F. a. All'accoglimento dei gravami si oppongono i committenti. Osservano che l'entità giuridica concorrente non adempie al criterio di idoneità che impone l'iscrizione a registro di commercio da almeno due anni, e ciò a prescindere dal fatto che la società anonima di nuova costituzione continui a essere presieduta da I__________. Gli Enti appaltanti espongono le graduatorie nell'ipotesi in cui l'offerta dell'insorgente fosse riammessa in gara, contemplando tutte le varianti. Giungono quindi alla conclusione che, qualora l'offerta della ricorrente rientrasse in gioco, i committenti opterebbero per la variante di raccolta individuale. Per il Comune di M__________, la commessa sarebbe ancora attribuita alla S__________, prima in classifica. Per contro, il servizio sul territorio di CO 2 sarebbe deliberato alla ricorrente. Il Municipio di CO 2 chiede pertanto al Tribunale di attribuire la commessa a quest'ultima nel caso in cui la sua offerta fosse riammessa in gara.
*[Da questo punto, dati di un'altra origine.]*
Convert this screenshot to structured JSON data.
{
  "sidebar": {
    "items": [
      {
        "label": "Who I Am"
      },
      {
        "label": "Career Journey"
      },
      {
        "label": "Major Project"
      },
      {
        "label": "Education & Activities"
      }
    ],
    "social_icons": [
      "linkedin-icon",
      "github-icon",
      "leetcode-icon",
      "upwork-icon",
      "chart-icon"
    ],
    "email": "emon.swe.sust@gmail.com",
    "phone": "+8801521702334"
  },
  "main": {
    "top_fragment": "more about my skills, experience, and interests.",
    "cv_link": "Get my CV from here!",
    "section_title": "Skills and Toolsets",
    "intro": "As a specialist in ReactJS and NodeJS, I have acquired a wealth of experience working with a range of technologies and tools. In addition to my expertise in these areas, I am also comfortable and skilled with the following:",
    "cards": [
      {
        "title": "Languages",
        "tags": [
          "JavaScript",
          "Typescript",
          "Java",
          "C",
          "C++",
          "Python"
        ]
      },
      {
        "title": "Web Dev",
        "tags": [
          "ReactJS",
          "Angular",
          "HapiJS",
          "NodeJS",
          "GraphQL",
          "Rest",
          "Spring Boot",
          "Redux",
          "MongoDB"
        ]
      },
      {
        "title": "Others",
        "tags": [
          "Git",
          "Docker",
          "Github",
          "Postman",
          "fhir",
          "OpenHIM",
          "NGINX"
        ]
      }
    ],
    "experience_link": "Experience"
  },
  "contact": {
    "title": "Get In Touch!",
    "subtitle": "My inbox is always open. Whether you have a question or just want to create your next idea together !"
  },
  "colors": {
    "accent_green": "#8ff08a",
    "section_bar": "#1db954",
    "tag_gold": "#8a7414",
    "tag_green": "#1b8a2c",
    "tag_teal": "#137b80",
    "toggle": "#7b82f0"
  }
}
b. Preso atto di tali conclusioni, la ricorrente ha ritirato il ricorso rivolto contro la delibera pronunciata dal Municipio di M__________, che è quindi stato stralciato dai ruoli (inc. 52.2024.127).
G. Con la replica, la ricorrente ribadisce le proprie tesi. Osserva inoltre di risultare prima in graduatoria in relazione al servizio di raccolta rifiuti del Comune di CO 2.
H. Con la duplica, il committente conferma la propria presa di posizione precedente, rimettendosi al giudizio del Tribunale.
I. La CO 1 dichiara di non intervenire nella procedura, mentre l'Ufficio di vigilanza sulle commesse pubbliche del Dipartimento del territorio non formula osservazioni.
Considerato, in diritto
In quanto partecipante al concorso la ricorrente è senz'altro legittimata a contestare la sua esclusione dalla procedura di aggiudicazione; la riammissione in gara dell'insorgente le garantirebbe concrete possibilità di vedersi attribuire l'appalto (art. 15 cpv. 1bis lett. d CIAP e 65 cpv. 1 della legge sulla procedura amministrativa del 24 settembre 2013; LPAmm; RL 165.100). Il gravame, tempestivo (art. 15 cpv. 2 CIAP), è pertanto ricevibile in ordine.
1.2. Il giudizio può essere emanato sulla base degli atti, senza ulteriori accertamenti (art. 25 cpv. 1 LPAmm). Il carteggio completo concernente il concorso prodotto dal committente e la documentazione esibita dalle parti con le memorie scritte bastano per statuire sull'impugnativa con sufficiente cognizione di causa.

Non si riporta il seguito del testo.